Televisions filled the workshop. Remote-controlled pan/tilt/zoom units lined one wall. A technician cleaned a mass of gears with a fine brush as he talked with Furst:

"It's the sand. We can't keep it out of the housings. We have two or three units a day go down. And then we get sun-flares burned into the videcon tubes. We put on filters, we can't use the cameras at night. Without the filters, the cameras burn. I tell you, Texas is a rough place for this equipment..."

Furst ignored the technician. He called out to Gadgets: "You find what you need?"

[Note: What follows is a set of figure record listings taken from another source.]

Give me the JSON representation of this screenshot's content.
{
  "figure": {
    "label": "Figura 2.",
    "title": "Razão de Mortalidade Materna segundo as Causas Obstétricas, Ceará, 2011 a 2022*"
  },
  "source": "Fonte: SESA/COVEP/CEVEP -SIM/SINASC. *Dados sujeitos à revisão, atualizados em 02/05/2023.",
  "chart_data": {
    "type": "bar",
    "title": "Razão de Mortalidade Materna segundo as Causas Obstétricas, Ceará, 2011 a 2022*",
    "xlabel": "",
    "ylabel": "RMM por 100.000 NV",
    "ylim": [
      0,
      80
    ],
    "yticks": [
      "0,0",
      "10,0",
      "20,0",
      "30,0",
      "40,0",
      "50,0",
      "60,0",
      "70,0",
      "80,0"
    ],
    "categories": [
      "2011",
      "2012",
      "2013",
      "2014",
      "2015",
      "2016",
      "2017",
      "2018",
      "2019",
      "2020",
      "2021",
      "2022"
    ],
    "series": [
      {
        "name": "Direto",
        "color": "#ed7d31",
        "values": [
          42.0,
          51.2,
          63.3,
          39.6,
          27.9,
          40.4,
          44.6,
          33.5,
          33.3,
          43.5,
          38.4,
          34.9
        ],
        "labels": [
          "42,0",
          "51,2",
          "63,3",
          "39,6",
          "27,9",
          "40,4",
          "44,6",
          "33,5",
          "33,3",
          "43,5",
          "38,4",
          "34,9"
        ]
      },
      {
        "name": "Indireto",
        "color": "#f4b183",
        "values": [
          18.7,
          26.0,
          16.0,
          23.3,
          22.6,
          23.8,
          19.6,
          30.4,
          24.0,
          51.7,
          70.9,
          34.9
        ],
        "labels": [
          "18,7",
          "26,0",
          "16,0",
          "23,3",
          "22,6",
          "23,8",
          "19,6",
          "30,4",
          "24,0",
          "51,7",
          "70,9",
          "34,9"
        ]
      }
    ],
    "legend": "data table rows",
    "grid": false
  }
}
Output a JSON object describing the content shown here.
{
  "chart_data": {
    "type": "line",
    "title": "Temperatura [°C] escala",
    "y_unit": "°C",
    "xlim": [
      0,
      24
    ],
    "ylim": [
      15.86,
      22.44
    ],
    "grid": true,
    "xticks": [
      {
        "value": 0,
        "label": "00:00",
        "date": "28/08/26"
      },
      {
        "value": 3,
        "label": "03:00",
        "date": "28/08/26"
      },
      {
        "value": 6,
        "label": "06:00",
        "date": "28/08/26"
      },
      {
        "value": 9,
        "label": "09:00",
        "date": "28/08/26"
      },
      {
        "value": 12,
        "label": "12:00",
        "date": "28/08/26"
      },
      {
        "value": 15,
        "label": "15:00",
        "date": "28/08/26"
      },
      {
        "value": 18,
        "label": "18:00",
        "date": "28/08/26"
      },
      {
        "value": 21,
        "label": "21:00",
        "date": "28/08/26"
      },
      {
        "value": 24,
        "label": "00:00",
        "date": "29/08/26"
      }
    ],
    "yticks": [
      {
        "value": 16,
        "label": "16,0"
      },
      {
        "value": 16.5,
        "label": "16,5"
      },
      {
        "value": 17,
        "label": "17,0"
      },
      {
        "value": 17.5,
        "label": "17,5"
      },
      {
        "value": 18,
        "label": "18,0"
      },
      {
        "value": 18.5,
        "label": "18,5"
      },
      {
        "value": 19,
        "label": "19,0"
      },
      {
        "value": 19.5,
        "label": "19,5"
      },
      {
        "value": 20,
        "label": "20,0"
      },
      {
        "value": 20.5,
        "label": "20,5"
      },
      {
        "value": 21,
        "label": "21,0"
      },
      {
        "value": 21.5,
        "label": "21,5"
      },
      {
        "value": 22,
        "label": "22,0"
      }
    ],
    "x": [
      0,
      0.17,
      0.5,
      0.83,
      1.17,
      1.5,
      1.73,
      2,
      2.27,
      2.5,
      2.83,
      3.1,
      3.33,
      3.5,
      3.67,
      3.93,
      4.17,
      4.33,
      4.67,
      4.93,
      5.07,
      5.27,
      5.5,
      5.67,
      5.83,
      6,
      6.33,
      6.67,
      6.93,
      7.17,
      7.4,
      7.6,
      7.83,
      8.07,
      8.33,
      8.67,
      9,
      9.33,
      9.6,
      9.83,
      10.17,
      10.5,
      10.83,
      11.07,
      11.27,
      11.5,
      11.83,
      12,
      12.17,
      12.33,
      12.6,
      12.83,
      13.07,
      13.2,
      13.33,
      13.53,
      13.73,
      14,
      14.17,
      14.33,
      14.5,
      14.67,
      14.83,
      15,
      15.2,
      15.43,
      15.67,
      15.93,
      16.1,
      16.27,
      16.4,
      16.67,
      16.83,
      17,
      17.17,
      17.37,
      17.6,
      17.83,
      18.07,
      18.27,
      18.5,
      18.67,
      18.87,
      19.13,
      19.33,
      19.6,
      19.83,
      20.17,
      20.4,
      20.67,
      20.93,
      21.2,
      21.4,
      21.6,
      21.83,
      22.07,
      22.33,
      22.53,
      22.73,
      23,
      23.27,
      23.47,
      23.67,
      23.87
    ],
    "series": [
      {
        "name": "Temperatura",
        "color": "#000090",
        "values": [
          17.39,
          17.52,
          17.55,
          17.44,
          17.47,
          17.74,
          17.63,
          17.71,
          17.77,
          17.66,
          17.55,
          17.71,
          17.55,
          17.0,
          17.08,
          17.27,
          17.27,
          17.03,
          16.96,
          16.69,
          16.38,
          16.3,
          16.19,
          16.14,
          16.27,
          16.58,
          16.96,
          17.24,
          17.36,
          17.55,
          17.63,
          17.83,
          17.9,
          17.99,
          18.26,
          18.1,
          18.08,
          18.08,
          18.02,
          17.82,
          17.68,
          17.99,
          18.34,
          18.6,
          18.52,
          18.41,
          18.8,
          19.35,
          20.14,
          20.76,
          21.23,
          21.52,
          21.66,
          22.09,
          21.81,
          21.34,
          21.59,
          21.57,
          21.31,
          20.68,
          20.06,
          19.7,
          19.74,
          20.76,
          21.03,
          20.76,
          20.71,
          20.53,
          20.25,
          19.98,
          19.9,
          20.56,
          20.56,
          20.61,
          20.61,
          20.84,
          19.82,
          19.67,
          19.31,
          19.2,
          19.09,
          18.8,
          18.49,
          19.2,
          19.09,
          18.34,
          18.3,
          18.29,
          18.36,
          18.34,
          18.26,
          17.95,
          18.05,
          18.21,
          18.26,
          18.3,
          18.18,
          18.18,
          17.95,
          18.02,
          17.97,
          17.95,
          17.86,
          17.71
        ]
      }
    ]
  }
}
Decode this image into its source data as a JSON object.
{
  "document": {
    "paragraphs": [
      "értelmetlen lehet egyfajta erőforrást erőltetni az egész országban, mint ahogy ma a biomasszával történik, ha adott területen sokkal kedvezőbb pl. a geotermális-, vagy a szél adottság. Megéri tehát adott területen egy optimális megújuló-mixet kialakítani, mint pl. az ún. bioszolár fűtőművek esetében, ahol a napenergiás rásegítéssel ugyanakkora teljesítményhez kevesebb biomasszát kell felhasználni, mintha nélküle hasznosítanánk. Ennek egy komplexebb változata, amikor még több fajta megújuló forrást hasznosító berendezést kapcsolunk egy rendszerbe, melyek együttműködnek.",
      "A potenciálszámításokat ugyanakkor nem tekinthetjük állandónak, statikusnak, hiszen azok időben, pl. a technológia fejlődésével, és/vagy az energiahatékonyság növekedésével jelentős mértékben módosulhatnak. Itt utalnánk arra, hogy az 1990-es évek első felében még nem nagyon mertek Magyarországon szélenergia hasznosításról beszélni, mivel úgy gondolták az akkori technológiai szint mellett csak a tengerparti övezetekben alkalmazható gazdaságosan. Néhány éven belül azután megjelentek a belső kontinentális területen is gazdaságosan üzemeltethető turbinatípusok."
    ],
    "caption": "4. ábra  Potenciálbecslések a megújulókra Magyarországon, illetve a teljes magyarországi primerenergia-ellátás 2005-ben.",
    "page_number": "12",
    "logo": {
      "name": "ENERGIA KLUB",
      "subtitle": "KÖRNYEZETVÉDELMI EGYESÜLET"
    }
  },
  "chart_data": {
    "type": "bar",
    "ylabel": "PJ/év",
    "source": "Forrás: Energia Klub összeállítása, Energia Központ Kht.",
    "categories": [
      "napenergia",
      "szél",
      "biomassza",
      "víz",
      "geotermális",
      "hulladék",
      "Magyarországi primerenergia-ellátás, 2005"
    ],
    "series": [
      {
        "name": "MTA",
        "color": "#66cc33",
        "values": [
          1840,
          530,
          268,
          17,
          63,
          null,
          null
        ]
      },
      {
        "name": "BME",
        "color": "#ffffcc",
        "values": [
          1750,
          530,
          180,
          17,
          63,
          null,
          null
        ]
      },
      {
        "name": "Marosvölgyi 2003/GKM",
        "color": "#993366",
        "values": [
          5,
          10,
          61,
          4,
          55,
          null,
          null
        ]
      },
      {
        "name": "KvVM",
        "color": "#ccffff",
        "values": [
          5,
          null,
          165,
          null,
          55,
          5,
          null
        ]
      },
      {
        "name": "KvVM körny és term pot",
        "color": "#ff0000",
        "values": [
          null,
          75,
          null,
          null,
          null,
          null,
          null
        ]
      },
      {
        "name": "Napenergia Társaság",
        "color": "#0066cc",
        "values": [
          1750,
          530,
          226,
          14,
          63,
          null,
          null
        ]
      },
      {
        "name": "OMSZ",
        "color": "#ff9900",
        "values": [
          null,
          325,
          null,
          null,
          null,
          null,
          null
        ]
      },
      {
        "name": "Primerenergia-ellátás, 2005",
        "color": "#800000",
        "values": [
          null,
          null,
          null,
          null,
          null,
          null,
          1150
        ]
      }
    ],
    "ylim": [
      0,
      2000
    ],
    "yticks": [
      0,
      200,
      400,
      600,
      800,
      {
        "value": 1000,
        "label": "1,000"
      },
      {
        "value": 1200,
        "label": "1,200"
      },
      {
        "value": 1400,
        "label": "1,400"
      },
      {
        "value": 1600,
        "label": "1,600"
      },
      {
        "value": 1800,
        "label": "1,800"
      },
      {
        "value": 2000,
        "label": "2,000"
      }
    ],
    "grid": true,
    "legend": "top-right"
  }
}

Gadgets left the racks. "Here's what I can do for you."

* * *

Scanning the darkness of the firing range and the rocky foothills beyond, all of it green through the optics of the Starlite scope, Lyons found the bottles. He paused to fix each in the cross hairs, then popped each with a single round from the M-16.

"That's six," Pardee told him.

"Just a second..." Lyons saw a shape scurry through the rocks. He waited. When it moved again, he fired.

"What was that?" Blancanales asked.

"A rat."

"A head shot, I suppose," Pardee joked.

"Nah, nothing fancy," Lyons replied. "I shot him through the heart."

"Okay, you're going south. Rest your feet tomorrow. In twenty-four hours, you got a twenty-mile hike, then target practice on Mexican dopers."

Slipping out the magazine and clearing the chamber, Lyons handed the rifle to Pardee. "I don't want to knock the equipment, but how about getting that scope on an M-14? Mattel's swell, but..."

"Heavy rifle. You willing to carry it?"

"Dopers need the heavy stuff. Might not notice a five-five-six."

Pardee laughed and slapped Lyons on the back. "That's the attitude! You have to meet Colonel Furst, he'd like you."

Headlights flashed on the road from camp. In the quiet of the rolling desert, the whine of an engine came to them.